In prior years, the public has weighed in on Harriman. The state held a series of public meetings, building consensus and gathering information used to compile a 2006 master plan for the campus.
That plan eliminated the wide road that rings the campus, emphasizing new connections to surrounding neighborhoods. It also called for moving state office workers from the campus, demolishing existing buildings, and building 3.6 million square feet of office, retail, hotel and residential space.
That plan, though, was largely abandoned by the administration of Gov. Eliot Spitzer.
In fact, the request for proposals, or RFP, issued last year made no mention of the master plan. And it put the center of the campus, home to 7,500 employees, largely off limits to development -- scrapping the plan to move workers or knock down buildings.

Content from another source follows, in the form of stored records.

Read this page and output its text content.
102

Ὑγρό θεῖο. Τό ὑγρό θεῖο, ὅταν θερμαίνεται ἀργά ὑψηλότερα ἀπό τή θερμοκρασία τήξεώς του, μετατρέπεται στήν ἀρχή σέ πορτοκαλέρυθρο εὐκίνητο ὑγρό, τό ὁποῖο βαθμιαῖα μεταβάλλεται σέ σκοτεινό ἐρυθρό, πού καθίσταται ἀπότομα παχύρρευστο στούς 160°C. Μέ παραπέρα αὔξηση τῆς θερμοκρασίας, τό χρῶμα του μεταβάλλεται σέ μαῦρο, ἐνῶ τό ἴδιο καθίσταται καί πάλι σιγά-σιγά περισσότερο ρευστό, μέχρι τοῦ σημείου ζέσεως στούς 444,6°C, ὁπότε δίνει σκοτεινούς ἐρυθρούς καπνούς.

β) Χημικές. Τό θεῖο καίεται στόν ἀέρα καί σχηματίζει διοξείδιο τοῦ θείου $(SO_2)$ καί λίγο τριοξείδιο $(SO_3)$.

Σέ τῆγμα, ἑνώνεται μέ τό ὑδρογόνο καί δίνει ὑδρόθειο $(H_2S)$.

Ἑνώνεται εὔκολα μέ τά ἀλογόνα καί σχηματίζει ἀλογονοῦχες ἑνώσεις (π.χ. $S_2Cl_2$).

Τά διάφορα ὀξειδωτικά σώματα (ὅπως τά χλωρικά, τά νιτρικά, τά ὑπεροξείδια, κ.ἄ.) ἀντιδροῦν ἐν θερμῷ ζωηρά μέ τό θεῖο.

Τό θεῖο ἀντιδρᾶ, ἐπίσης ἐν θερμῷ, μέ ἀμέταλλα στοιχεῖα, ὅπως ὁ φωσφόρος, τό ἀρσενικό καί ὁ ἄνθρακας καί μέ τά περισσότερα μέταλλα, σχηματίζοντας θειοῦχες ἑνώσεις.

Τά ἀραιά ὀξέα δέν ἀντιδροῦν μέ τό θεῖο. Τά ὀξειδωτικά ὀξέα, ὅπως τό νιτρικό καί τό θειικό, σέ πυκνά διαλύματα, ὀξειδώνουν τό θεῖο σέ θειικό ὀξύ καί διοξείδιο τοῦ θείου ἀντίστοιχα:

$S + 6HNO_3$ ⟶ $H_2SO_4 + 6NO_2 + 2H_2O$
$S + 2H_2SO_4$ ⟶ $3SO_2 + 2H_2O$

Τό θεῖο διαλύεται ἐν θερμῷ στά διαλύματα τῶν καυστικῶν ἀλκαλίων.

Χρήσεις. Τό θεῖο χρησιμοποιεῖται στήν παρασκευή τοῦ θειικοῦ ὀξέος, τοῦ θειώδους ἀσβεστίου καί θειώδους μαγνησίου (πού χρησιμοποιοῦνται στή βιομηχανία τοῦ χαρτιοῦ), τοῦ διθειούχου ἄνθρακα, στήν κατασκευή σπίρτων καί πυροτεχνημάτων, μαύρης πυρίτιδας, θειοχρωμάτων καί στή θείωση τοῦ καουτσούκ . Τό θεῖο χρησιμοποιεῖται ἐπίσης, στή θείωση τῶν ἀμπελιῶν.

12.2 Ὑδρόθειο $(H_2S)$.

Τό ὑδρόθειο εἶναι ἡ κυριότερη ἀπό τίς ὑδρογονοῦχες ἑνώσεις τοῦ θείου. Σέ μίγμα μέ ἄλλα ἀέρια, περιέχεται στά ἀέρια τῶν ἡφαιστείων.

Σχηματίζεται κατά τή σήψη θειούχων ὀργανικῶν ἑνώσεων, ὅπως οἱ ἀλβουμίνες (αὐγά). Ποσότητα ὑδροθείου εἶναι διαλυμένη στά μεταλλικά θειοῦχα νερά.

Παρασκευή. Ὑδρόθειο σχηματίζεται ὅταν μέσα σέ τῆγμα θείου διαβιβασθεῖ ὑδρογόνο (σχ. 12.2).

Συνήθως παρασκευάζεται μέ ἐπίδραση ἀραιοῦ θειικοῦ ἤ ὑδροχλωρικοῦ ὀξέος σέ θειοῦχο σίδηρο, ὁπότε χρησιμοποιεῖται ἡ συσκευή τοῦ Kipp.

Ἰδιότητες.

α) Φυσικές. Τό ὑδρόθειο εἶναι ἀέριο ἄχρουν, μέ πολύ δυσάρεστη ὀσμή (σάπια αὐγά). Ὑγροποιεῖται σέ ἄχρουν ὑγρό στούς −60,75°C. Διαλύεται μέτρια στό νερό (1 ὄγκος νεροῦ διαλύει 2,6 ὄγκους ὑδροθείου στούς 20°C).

In reality, the state is bolstering its presence there, saying last year that it would build a $40 million laboratory for the Department of Agriculture and Markets on the campus.
It is now no longer clear that ring road would be eliminated, which could make it harder to connect to nearby neighborhoods or the University at Albany campus.
"The ring road is 1950s design, and it's exclusive in its nature," Carr said. "Harriman is an island and the ring road is a moat."
On Monday, Mayor Jerry Jennings, a member of the board, repeatedly made clear he wants the ring road gone entirely, in no small part because it would free up more acres for development that could go on the city's tax rolls.
Recently, residents around the campus have been battling their other massive neighbor, the University at Albany, and its attempt to build a new dorm on UAlbany's southeastern corner near Tudor Road.
Ironically, those same residents have pointed to the sense of inclusion they initially felt in the Harriman master plan to highlight what they believe was the university's failure to include their input on the dorm.
UAlbany's plan for the 500-bed, apartment-style dorms are inextricably linked to the future of the Harriman campus because the university has already moved to take 3.3 acres of Harriman land to accommodate the new student housing.
On Monday -- the same day that the board backed Columbia's proposal -- university officials briefed the board on a new plan that would require the transfer of roughly seven more acres of the state office campus, worth an estimated $3 million, to UAlbany in order to move the dorm farther north and pacify neighbors.
That proposal, which university President George Philip stressed is only preliminary, would require the southwest corner of Harriman's ring road to be moved.
Neighbors of both campuses have unequivocally said they would rather see UAlbany expand into Harriman than any closer to their homes. But some city officials are anxiously watching the university's expansion and fretting it will gradually eat up land that Albany deserves.
Councilman Michael O'Brien, who represents the 12th Ward north of the state office campus, expressed concern when the state seemed to abandon the master plan it so painstakingly crafted. O'Brien has not been privy to the Columbia plan and said he's eager to know just what the company wants to build.
"I'm happy in the sense that it looks like something is going to happen," O'Brien said. "My big concern is always the best use of the land for the city of Albany."